When Bondarchuk's film came out it stunned the wold, never before nor since anything like this was made. As Nick Pinkerton of Village Voice wrote: "This is the barbaric yawp of the Soviet film industry circa 1968, an entertainment A-bomb test announcing to the world: 'Here is what we are capable of' .''
It could take me many pages to just list praises to what have become the most unique cinematographic experience of the age. A superb acting, strict following of the text and timeline of the novel, absolutely unrivaled battle scenes, stunning music score by Ovchinnikov, camera work--all came together to make Tostoy's novel alive on the screen. It also became the most expensive movie ever made. But these were novel characters which since then became iconic to such a degree that for any cultured Russian (or any other nationality) man or a woman it is impossible anymore to see Natasha Rostova other than Lyudmila Savelieva, Pierre other than Bondarchuk himself, who managed to transcend the age of his character. It is impossible to imagine Prince Andrei other than Vyacheslav Tikhonov or see Kutuzov as not Boris Zakhava. Oleg Tabakov IS Nikolai Rostov, to the very last fiber of what Nikolai is in the novel. The movie itself transcended the novel.
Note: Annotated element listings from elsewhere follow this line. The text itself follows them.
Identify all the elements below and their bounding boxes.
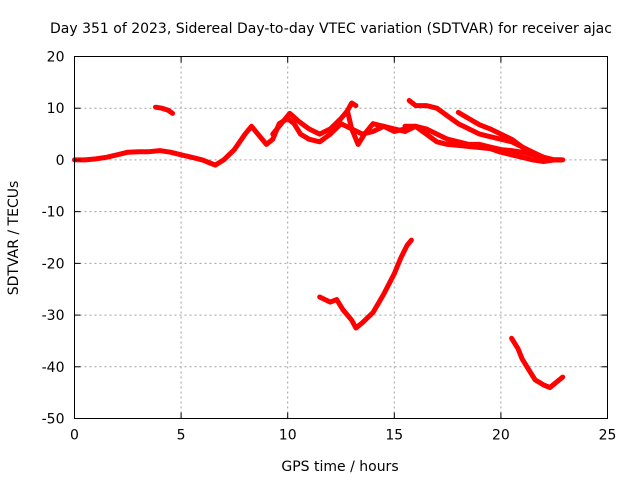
y-tick-label: 20 [47,50,65,66]
plot-frame [74,56,608,419]
y-tick-label: -30 [42,308,65,324]
x-tick-label: 20 [492,428,510,444]
series-segment-g [317,237,414,331]
x-axis-label: GPS time / hours [281,459,398,475]
y-tick-label: -10 [42,205,65,221]
x-tick-label: 25 [599,428,617,444]
series-segment-a [153,104,176,116]
series-segment-c [344,108,408,147]
series-baseline [72,116,564,168]
x-tick-label: 15 [385,428,403,444]
y-tick-label: 0 [56,153,65,169]
y-tick-label: -40 [42,360,65,376]
y-axis-label: SDTVAR / TECUs [6,181,22,296]
axis-ticks: 0 5 10 15 20 25 -50 -40 -30 -20 -10 0 10 20 [42,50,617,444]
x-tick-label: 10 [279,428,297,444]
series-segment-e [402,123,546,160]
series-segment-h [509,335,566,390]
x-tick-label: 0 [70,428,79,444]
y-tick-label: -20 [42,256,65,272]
data-series [72,98,566,390]
x-tick-label: 5 [177,428,186,444]
series-segment-f [455,109,564,163]
series-segment-b [270,100,359,137]
y-tick-label: -50 [42,412,65,428]
y-tick-label: 10 [47,101,65,117]
chart-title: Day 351 of 2023, Sidereal Day-to-day VTE… [50,21,612,37]
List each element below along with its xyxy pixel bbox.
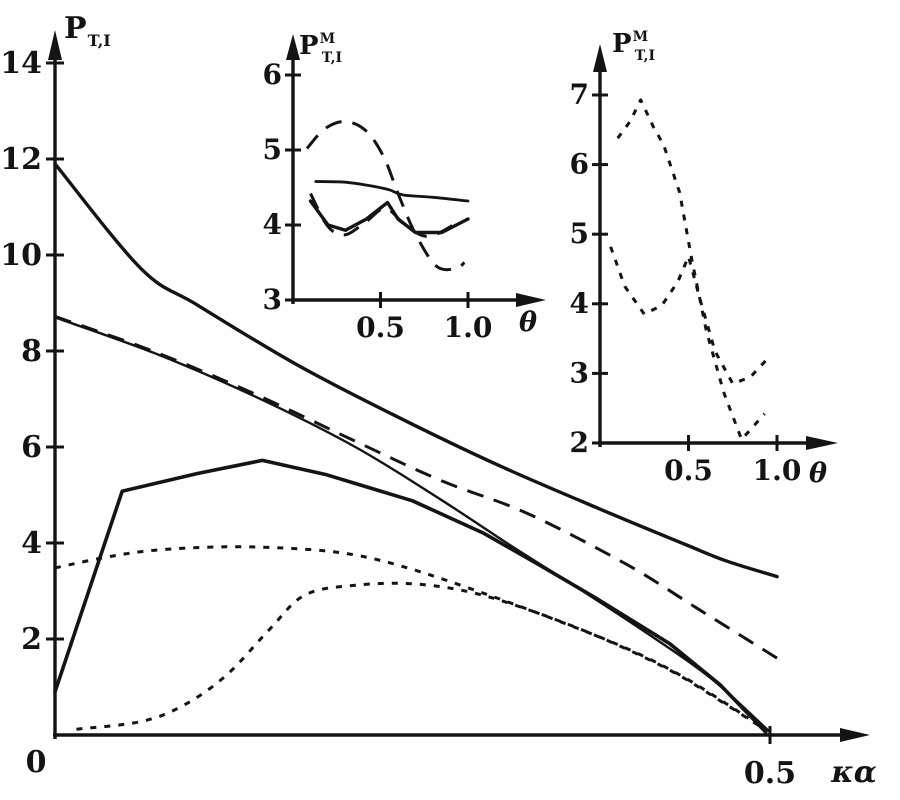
inset2-y-tick-label-6: 6	[570, 148, 589, 181]
inset1-x-tick-label-1.0: 1.0	[444, 311, 493, 344]
inset1-w-solid-curve	[308, 199, 470, 235]
long-dash-curve	[54, 315, 778, 660]
main-y-axis-arrow-icon	[48, 30, 62, 60]
inset2-y-axis-title: PM T,I	[612, 29, 655, 64]
main-y-tick-label-12: 12	[0, 142, 42, 177]
inset2-low-dotted-curve	[609, 246, 770, 386]
upper-short-dash-curve	[54, 545, 750, 720]
inset1-y-axis-title: PM T,I	[299, 31, 342, 66]
inset2-y-tick-label-2: 2	[570, 426, 589, 459]
main-origin-label: 0	[26, 745, 47, 780]
inset2-y-tick-label-7: 7	[570, 78, 589, 111]
main-chart: 2 4 6 8 10 12 14 0.5 0 PT,I κα	[0, 11, 877, 791]
main-y-axis-title: PT,I	[64, 11, 111, 50]
main-y-tick-label-8: 8	[21, 334, 42, 369]
inset1-lower-dash-curve	[309, 192, 461, 238]
inset1-y-tick-label-4: 4	[263, 208, 282, 241]
inset2-x-axis-arrow-icon	[806, 436, 838, 450]
inset2-y-axis-arrow-icon	[593, 44, 607, 72]
main-y-tick-label-6: 6	[21, 430, 42, 465]
inset2-y-tick-label-3: 3	[570, 356, 589, 389]
inset1-x-tick-label-0.5: 0.5	[356, 311, 405, 344]
inset2-y-tick-label-4: 4	[570, 287, 589, 320]
inset1-x-axis-arrow-icon	[516, 293, 546, 307]
inset1-y-axis-arrow-icon	[286, 34, 300, 60]
main-x-axis-title: κα	[830, 755, 877, 790]
inset1-x-axis-title: θ	[519, 307, 537, 338]
mid-solid-curve	[53, 316, 772, 734]
main-y-tick-label-2: 2	[21, 622, 42, 657]
inset1-y-tick-label-6: 6	[263, 58, 282, 91]
inset2-x-tick-label-0.5: 0.5	[664, 454, 713, 487]
lower-short-dash-curve	[76, 581, 767, 732]
main-x-tick-label-0.5: 0.5	[744, 756, 796, 791]
main-y-tick-label-10: 10	[0, 238, 42, 273]
main-y-tick-label-4: 4	[21, 526, 42, 561]
inset2-x-tick-label-1.0: 1.0	[753, 454, 802, 487]
hump-solid-curve	[53, 458, 768, 734]
inset1-y-tick-label-5: 5	[263, 133, 282, 166]
inset2-y-tick-label-5: 5	[570, 217, 589, 250]
inset1-flat-solid-curve	[314, 180, 470, 203]
inset2-x-axis-title: θ	[809, 458, 827, 489]
inset1-y-tick-label-3: 3	[263, 283, 282, 316]
inset1-chart: 3 4 5 6 0.5 1.0 PM T,I θ	[263, 31, 546, 344]
main-y-tick-label-14: 14	[0, 46, 42, 81]
upper-solid-curve	[53, 162, 779, 579]
main-x-axis-arrow-icon	[840, 728, 870, 742]
inset1-upper-dash-curve	[305, 119, 466, 272]
inset2-chart: 2 3 4 5 6 7 0.5 1.0 PM T,I θ	[570, 29, 838, 489]
inset2-tall-dotted-curve	[616, 98, 766, 441]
All this was achieved without fucking, blow jobs and incest which NEVER was in Tolstoy's epic, other than description of Helen Kuragina's (later Bezukhova) "marble" rich breasts, which naturally beautiful and talented Irina Skobtseva (real life wife of Sergei Bondarchuk) portrayed by exhibiting her cleavage in the scene of Pierre being devastated by the death of his father. That is it. Yet, both book and movie are filled with love, betrayal and devotion of its characters. This is what got lost on the "creators" and rapist of the original book at BBC. How could Tolstoy fail to notice that his immortal novel would have been much better with the description of sexual positions, probably blow jobs and incest. Too bad, he didn't live to be instructed by BBC producers.
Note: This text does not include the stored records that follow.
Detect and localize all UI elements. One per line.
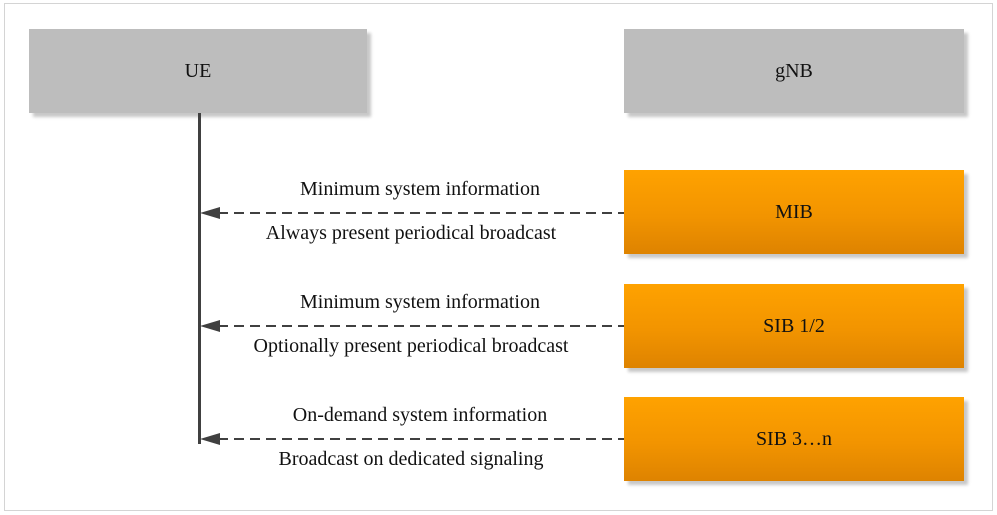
ue-participant: UE [29,29,367,113]
gnb-label: gNB [775,59,813,82]
dashed-arrow-icon [200,207,624,219]
sib3n-block: SIB 3…n [624,397,964,481]
message-2-label-top: Minimum system information [300,291,540,313]
sib12-block: SIB 1/2 [624,284,964,368]
message-3-label-top: On-demand system information [292,404,548,426]
mib-label: MIB [775,200,813,223]
dashed-arrow-icon [200,320,624,332]
message-3-label-bottom: Broadcast on dedicated signaling [278,448,544,470]
message-3-arrow [200,433,624,445]
diagram-frame [4,3,993,511]
message-1-label-bottom: Always present periodical broadcast [265,222,557,244]
message-2-label-bottom: Optionally present periodical broadcast [253,335,569,357]
ue-lifeline [198,113,201,444]
sib12-label: SIB 1/2 [763,314,825,337]
message-1-label-top: Minimum system information [300,178,540,200]
gnb-participant: gNB [624,29,964,113]
ue-label: UE [184,59,212,82]
message-1-arrow [200,207,624,219]
message-2-arrow [200,320,624,332]
dashed-arrow-icon [200,433,624,445]
sib3n-label: SIB 3…n [755,427,833,450]
mib-block: MIB [624,170,964,254]
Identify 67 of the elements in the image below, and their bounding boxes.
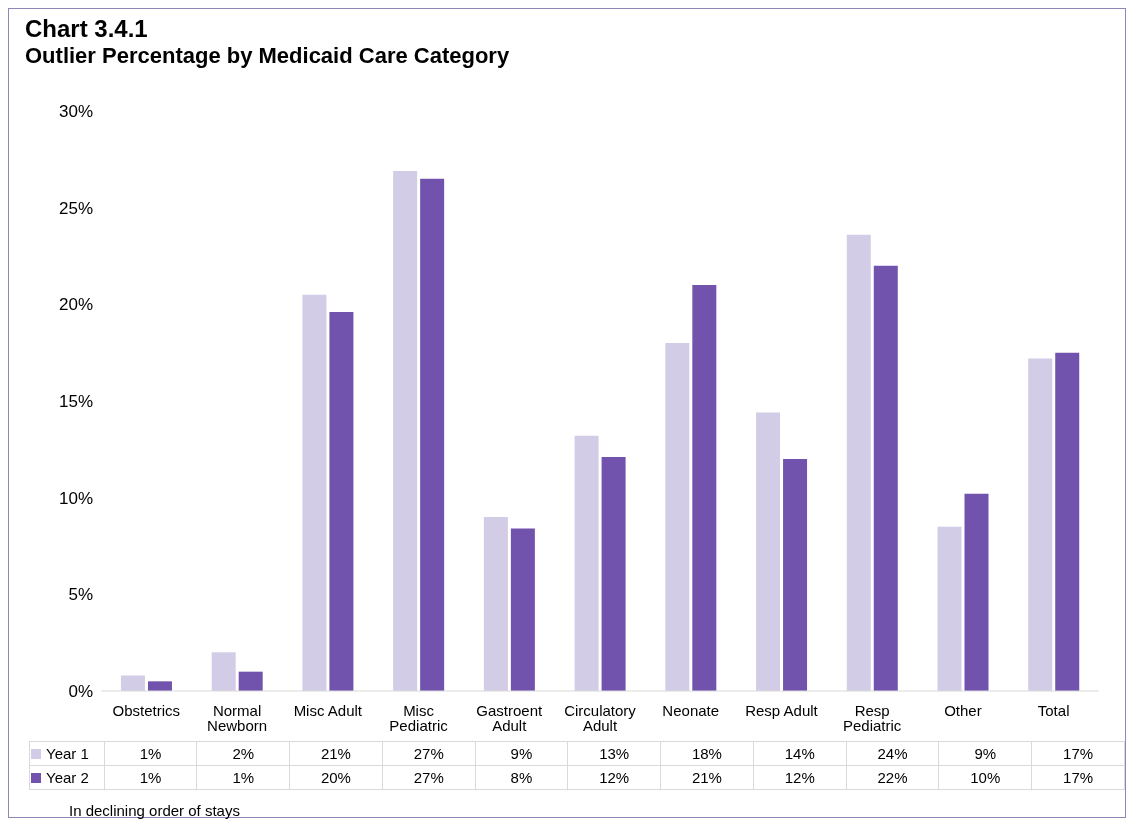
bar — [238, 671, 263, 691]
data-label: 9% — [938, 741, 1032, 766]
data-label: 8% — [475, 765, 568, 790]
bar — [147, 681, 172, 691]
data-label: 27% — [382, 765, 476, 790]
y-tick-label: 15% — [58, 392, 93, 412]
data-label: 22% — [846, 765, 939, 790]
y-tick-label: 25% — [58, 198, 93, 218]
x-tick-label: Resp Pediatric — [843, 701, 902, 734]
x-tick-label: Circulatory Adult — [564, 701, 637, 734]
x-tick-label: Misc Adult — [293, 701, 363, 719]
bar — [873, 265, 898, 691]
y-tick-label: 10% — [58, 488, 93, 508]
bar — [483, 517, 508, 691]
data-label: 10% — [938, 765, 1032, 790]
x-tick-label: Resp Adult — [745, 701, 819, 719]
x-tick-label: Obstetrics — [112, 701, 181, 719]
y-tick-label: 0% — [68, 682, 93, 702]
data-label: 14% — [753, 741, 847, 766]
legend-label: Year 2 — [45, 769, 89, 786]
bar — [665, 343, 690, 691]
data-label: 20% — [289, 765, 383, 790]
x-tick-label: Gastroent Adult — [476, 701, 544, 734]
chart-title: Chart 3.4.1 — [25, 15, 148, 43]
bar — [420, 178, 445, 691]
bar — [510, 528, 535, 691]
bar — [574, 435, 599, 691]
y-tick-label: 20% — [58, 295, 93, 315]
data-label: 12% — [567, 765, 661, 790]
legend-label: Year 1 — [45, 745, 89, 762]
data-label: 24% — [846, 741, 939, 766]
x-tick-label: Misc Pediatric — [389, 701, 449, 734]
data-label: 1% — [104, 765, 197, 790]
bar — [1028, 358, 1053, 691]
data-label: 1% — [196, 765, 290, 790]
data-label: 1% — [104, 741, 197, 766]
data-label: 17% — [1031, 765, 1125, 790]
data-label: 21% — [289, 741, 383, 766]
data-label: 27% — [382, 741, 476, 766]
data-label: 21% — [660, 765, 754, 790]
chart-subtitle: Outlier Percentage by Medicaid Care Category — [25, 43, 510, 69]
text: In declining order of stays — [69, 802, 241, 819]
x-tick-label: Other — [944, 701, 982, 719]
bar — [783, 459, 808, 691]
bar — [756, 412, 781, 691]
bar — [601, 457, 626, 691]
bar — [120, 675, 145, 691]
bar — [393, 170, 418, 691]
bar — [329, 312, 354, 691]
bar — [846, 234, 871, 691]
data-label: 13% — [567, 741, 661, 766]
x-tick-label: Total — [1037, 701, 1070, 719]
bar — [692, 285, 717, 691]
bar — [302, 294, 327, 691]
bar — [1055, 352, 1080, 691]
data-label: 2% — [196, 741, 290, 766]
bar — [964, 493, 989, 691]
data-label: 9% — [475, 741, 568, 766]
data-label: 18% — [660, 741, 754, 766]
data-label: 12% — [753, 765, 847, 790]
data-label: 17% — [1031, 741, 1125, 766]
y-tick-label: 30% — [58, 102, 93, 122]
x-tick-label: Normal Newborn — [207, 701, 268, 734]
x-tick-label: Neonate — [662, 701, 720, 719]
bar — [211, 652, 236, 691]
bar — [937, 526, 962, 691]
y-tick-label: 5% — [68, 585, 93, 605]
And, of course, those cretins will never be able to understand that Russian Army couldn't greet Tzar Alexander, who, accidentally, viewed Russian and Austrian troops on the eve of Austerlitz in the company of Emperor Francis, with shaking their hands with weapons in them and jumping. Regular armies, do not behave like this and since the times primordial, maintaining a beautiful line of rank and files in a face of highest authority is what military does, responding to greetings unison greeting and with hooray. Didn't they see any parades from Red Square?
So, after Dolokhov fucked Helen on the table, after Russian Army greeted its Tzar behaving as a bunch of undisciplined monkeys I got the message--this is a disgrace. I turned off the TV and am not going to watch this POS anymore. BBC, go fuck yourself....on the table for defacing a great work of art and literature. Creeps. Better yet, upload it to the Pornhub--it is where it belongs. I, however, will stick to the icon.